Monday, October 27, 2008

Skim--Mariko Tamaki (book review)

First off, I'm not what you'd call a graphic novel fan. Never have been.

What do you bet authors hate it when reviewers admit to not really digging their genre and then proceed to review their book anyway? "It was too, I dunno . . . graphic novel-ish. But other than that, I guess it was okay."

The thing is, though, I've read several graphic novels this year which exceeded my expectations. In fact, they raised the bar enough that I started to think maybe I do like graphic novels, after all, if they're the right kind: character-driven realistic fiction.

On the surface, Skim fits the bill: Author Mariko Tamaki and illustrator Jillian Tamaki (I love that they're cousins) portray a depressed Asian-Canadian teen's search for meaning and connection in her life in the aftermath of a friend's boyfriend's suicide. And, there are some great moments:

...Skim's attendance at her first Wicca meeting which turns out to be serving double duty as an AA meeting...

If I was taking someone to an AA group I would have mentioned that

...Skim's crush on her female hippie-esque English and Drama teacher, who encourages the attachment until it becomes innappopriate (aka, illegal), then shuts Skim out of her life without warning...

All the spells for bringing someone back to you need hair from the person
who has left. How are you supposed to get hair if the person won't talk to
is gone? Witchcraft=total crap.

So, why didn't I love this book?

Too graphic novel-ish.

Just kidding.

Reading Skim felt like watching the previews for a movie that looks interesting enough on the surface to make you want to know more. But a novel needs to do more than touch on a series of interesting moments. It needs to tie them together with a thread that pulls the reader into the main character's world. I wanted to care about Skim and her teen angst, but I never quite got there before the book ended.
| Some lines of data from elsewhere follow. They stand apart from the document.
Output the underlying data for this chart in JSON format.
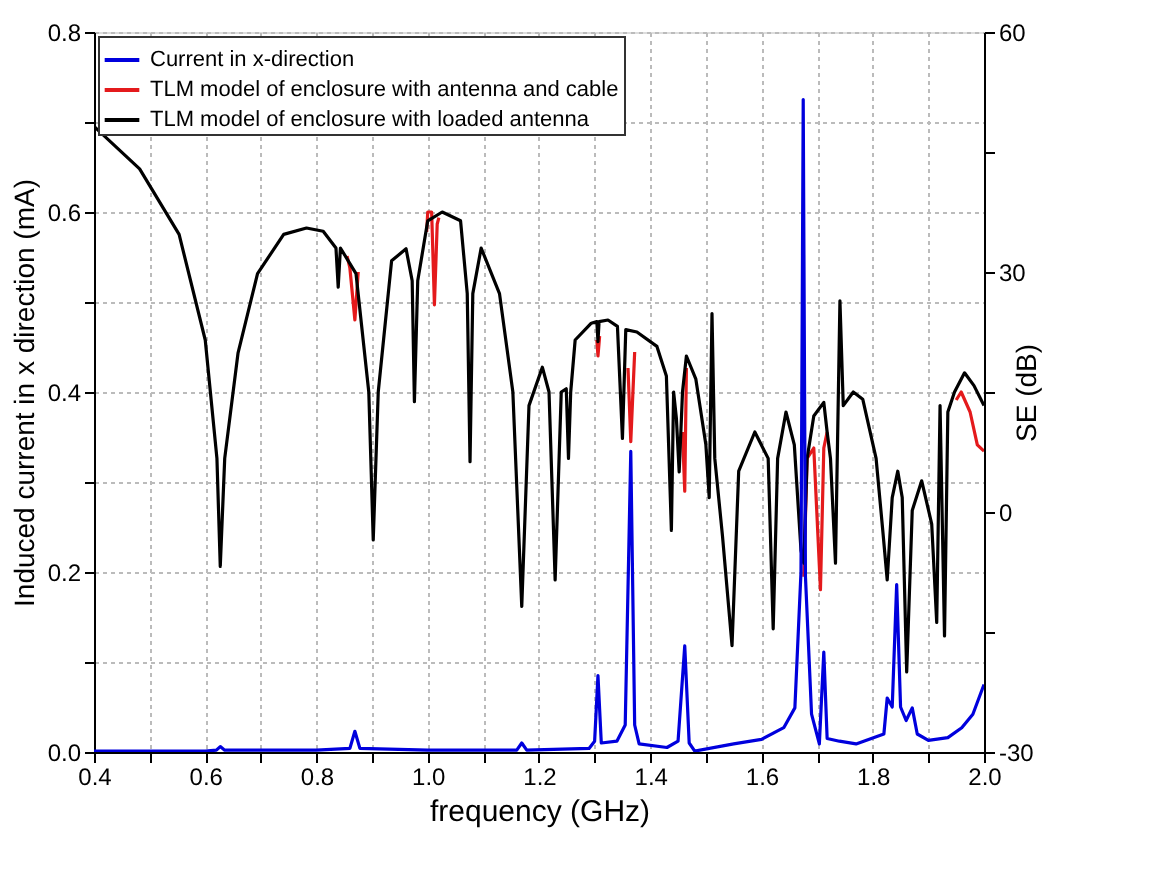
{
  "chart_data": {
    "type": "line",
    "xlabel": "frequency (GHz)",
    "ylabel": "Induced current in x direction (mA)",
    "y2label": "SE (dB)",
    "xlim": [
      0.4,
      2.0
    ],
    "ylim": [
      0,
      0.8
    ],
    "y2lim": [
      -30,
      60
    ],
    "xticks": [
      {
        "value": 0.4,
        "label": "0.4"
      },
      {
        "value": 0.5,
        "label": null
      },
      {
        "value": 0.6,
        "label": "0.6"
      },
      {
        "value": 0.7,
        "label": null
      },
      {
        "value": 0.8,
        "label": "0.8"
      },
      {
        "value": 0.9,
        "label": null
      },
      {
        "value": 1.0,
        "label": "1.0"
      },
      {
        "value": 1.1,
        "label": null
      },
      {
        "value": 1.2,
        "label": "1.2"
      },
      {
        "value": 1.3,
        "label": null
      },
      {
        "value": 1.4,
        "label": "1.4"
      },
      {
        "value": 1.5,
        "label": null
      },
      {
        "value": 1.6,
        "label": "1.6"
      },
      {
        "value": 1.7,
        "label": null
      },
      {
        "value": 1.8,
        "label": "1.8"
      },
      {
        "value": 1.9,
        "label": null
      },
      {
        "value": 2.0,
        "label": "2.0"
      }
    ],
    "yticks": [
      {
        "value": 0,
        "label": "0.0"
      },
      {
        "value": 0.1,
        "label": null
      },
      {
        "value": 0.2,
        "label": "0.2"
      },
      {
        "value": 0.3,
        "label": null
      },
      {
        "value": 0.4,
        "label": "0.4"
      },
      {
        "value": 0.5,
        "label": null
      },
      {
        "value": 0.6,
        "label": "0.6"
      },
      {
        "value": 0.7,
        "label": null
      },
      {
        "value": 0.8,
        "label": "0.8"
      }
    ],
    "y2ticks": [
      -30,
      {
        "value": -15,
        "label": null
      },
      0,
      {
        "value": 15,
        "label": null
      },
      30,
      {
        "value": 45,
        "label": null
      },
      60
    ],
    "grid": true,
    "legend": "top left",
    "marker": "none",
    "line_style": "solid",
    "series": [
      {
        "name": "Current in x-direction",
        "color": "#0000dd",
        "axis": "y",
        "x": [
          0.4,
          0.6,
          0.62,
          0.627,
          0.635,
          0.8,
          0.86,
          0.869,
          0.878,
          1.0,
          1.16,
          1.169,
          1.178,
          1.29,
          1.3,
          1.306,
          1.312,
          1.34,
          1.355,
          1.365,
          1.372,
          1.38,
          1.43,
          1.45,
          1.462,
          1.47,
          1.48,
          1.55,
          1.6,
          1.64,
          1.66,
          1.671,
          1.675,
          1.679,
          1.69,
          1.704,
          1.712,
          1.718,
          1.74,
          1.77,
          1.82,
          1.826,
          1.835,
          1.843,
          1.85,
          1.86,
          1.871,
          1.88,
          1.9,
          1.935,
          1.96,
          1.98,
          2.0
        ],
        "values": [
          0.001,
          0.001,
          0.002,
          0.006,
          0.002,
          0.002,
          0.004,
          0.023,
          0.004,
          0.002,
          0.002,
          0.01,
          0.002,
          0.004,
          0.012,
          0.085,
          0.01,
          0.012,
          0.03,
          0.334,
          0.03,
          0.009,
          0.005,
          0.012,
          0.118,
          0.01,
          0.001,
          0.009,
          0.014,
          0.027,
          0.049,
          0.2,
          0.725,
          0.195,
          0.042,
          0.009,
          0.111,
          0.015,
          0.012,
          0.009,
          0.02,
          0.06,
          0.05,
          0.186,
          0.05,
          0.035,
          0.049,
          0.02,
          0.013,
          0.016,
          0.027,
          0.042,
          0.075
        ]
      },
      {
        "name": "TLM model of enclosure with antenna and cable",
        "color": "#e41a1c",
        "axis": "y2",
        "x": [
          0.855,
          0.86,
          0.869,
          0.875,
          0.9,
          0.998,
          1.0,
          1.007,
          1.012,
          1.017,
          1.02,
          1.1,
          1.304,
          1.306,
          1.309,
          1.33,
          1.36,
          1.365,
          1.372,
          1.4,
          1.458,
          1.462,
          1.465,
          1.6,
          1.672,
          1.676,
          1.682,
          1.694,
          1.706,
          1.712,
          1.718,
          1.9,
          1.95,
          1.959,
          1.975,
          1.988,
          2.0
        ],
        "values": [
          32,
          30.5,
          24,
          30,
          null,
          35,
          37.5,
          37.5,
          25.9,
          36,
          36.8,
          null,
          21.5,
          19.5,
          22,
          null,
          18,
          8.8,
          20,
          null,
          10,
          2.6,
          18,
          null,
          null,
          -8.1,
          6.7,
          8,
          -9.7,
          8,
          10,
          null,
          14,
          15,
          12.5,
          8.4,
          7.6
        ]
      },
      {
        "name": "TLM model of enclosure with loaded antenna",
        "color": "#000000",
        "axis": "y2",
        "x": [
          0.4,
          0.482,
          0.553,
          0.6,
          0.621,
          0.627,
          0.635,
          0.659,
          0.694,
          0.741,
          0.782,
          0.812,
          0.835,
          0.839,
          0.843,
          0.871,
          0.894,
          0.902,
          0.911,
          0.935,
          0.961,
          0.972,
          0.976,
          0.982,
          1.0,
          1.026,
          1.059,
          1.071,
          1.076,
          1.081,
          1.096,
          1.129,
          1.153,
          1.169,
          1.182,
          1.206,
          1.218,
          1.229,
          1.24,
          1.249,
          1.253,
          1.257,
          1.265,
          1.294,
          1.304,
          1.306,
          1.308,
          1.324,
          1.341,
          1.35,
          1.356,
          1.376,
          1.412,
          1.429,
          1.438,
          1.442,
          1.447,
          1.452,
          1.458,
          1.465,
          1.482,
          1.5,
          1.506,
          1.511,
          1.516,
          1.53,
          1.547,
          1.559,
          1.588,
          1.612,
          1.621,
          1.629,
          1.644,
          1.659,
          1.671,
          1.676,
          1.682,
          1.694,
          1.712,
          1.718,
          1.724,
          1.733,
          1.741,
          1.747,
          1.765,
          1.782,
          1.806,
          1.818,
          1.826,
          1.835,
          1.845,
          1.853,
          1.861,
          1.871,
          1.888,
          1.906,
          1.915,
          1.921,
          1.929,
          1.935,
          1.947,
          1.965,
          1.982,
          2.0
        ],
        "values": [
          48.2,
          42.9,
          34.7,
          21.5,
          6.7,
          -6.8,
          6.7,
          19.9,
          29.8,
          34.7,
          35.5,
          35.1,
          33,
          28.1,
          33,
          29.8,
          15,
          -3.5,
          15,
          31.4,
          32.9,
          28.9,
          13.8,
          28.9,
          36.4,
          37.5,
          36.4,
          27.3,
          6.3,
          27.3,
          33,
          27.3,
          15,
          -11.8,
          13.3,
          18.1,
          15,
          -8.5,
          15,
          15.4,
          6.7,
          15,
          21.5,
          23.6,
          23.8,
          21.3,
          23.8,
          24,
          23.2,
          9.2,
          22.8,
          22.5,
          20.7,
          17,
          -2.3,
          15,
          11.7,
          5,
          15,
          19.5,
          16.6,
          8.4,
          1.8,
          24.8,
          6.7,
          -3.1,
          -16.7,
          5.1,
          10,
          6.7,
          -14.6,
          6.7,
          12.5,
          8.4,
          -4.8,
          -6.4,
          6.7,
          12,
          13.7,
          10,
          6.7,
          -6.4,
          26.4,
          13.3,
          15,
          14.1,
          6.7,
          -2.3,
          -8.5,
          1.8,
          5.1,
          1.8,
          -20,
          0.2,
          3.9,
          -1.5,
          -13.8,
          13.3,
          -15.5,
          12.5,
          15,
          17.4,
          15.8,
          13.3
        ]
      }
    ]
  }
}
Plenty of people have, though, which is why Skim appeared on my list of Mock Printz Award titles, and is up for a Governor General’s Award for Children’s Literature. You can learn more about the author on her website,

Soundtrack: Lovesong, by The Cure. Seems like the kind of thing Skim might've been listening to in 1994, when the story takes place.


  1. I'm just starting to get into graphic novels. Sounds like this one might have some interesting premises, but not fully flesh them out.

    I read a great quote by Dave Eggers about graphic novels, "Far from being literary fiction’s halfwit cousin, the graphic novel is actually its mutant sister, who can often do everything fiction can, and, just as often, more."

  2. hmmm...I can say that I have never read a graphic novel. I think I even missed when they first hit the book scene.
    But perhaps it is something I need to look into.
    After I finish my TBR pile.

  3. I tried a graphic novel recently and they're not "my cup of tea" either. I guess I really shouldn't base that on one book though.

  4. Heather, what a cool quote. It's a struggle for me to get out of a graphic novel what the illustrator put into it--I have to remind myself to spend as much time looking at the pictures as reading the words. But when I do it right, I would agree with Eggers.

    Caite and Bermudaonion, the great thing about graphic novels, if you want to try them, is that they go fast. I read The Shiniest Jewel, which was probably my favorite, in one morning. I picked up Skim on the way to the skatepark with my kids and finished it before they were done--about an hour and a half. Persepolis took a little longer because it was 2 books in one and was a little denser than the others--but I was still done with it in a couple days.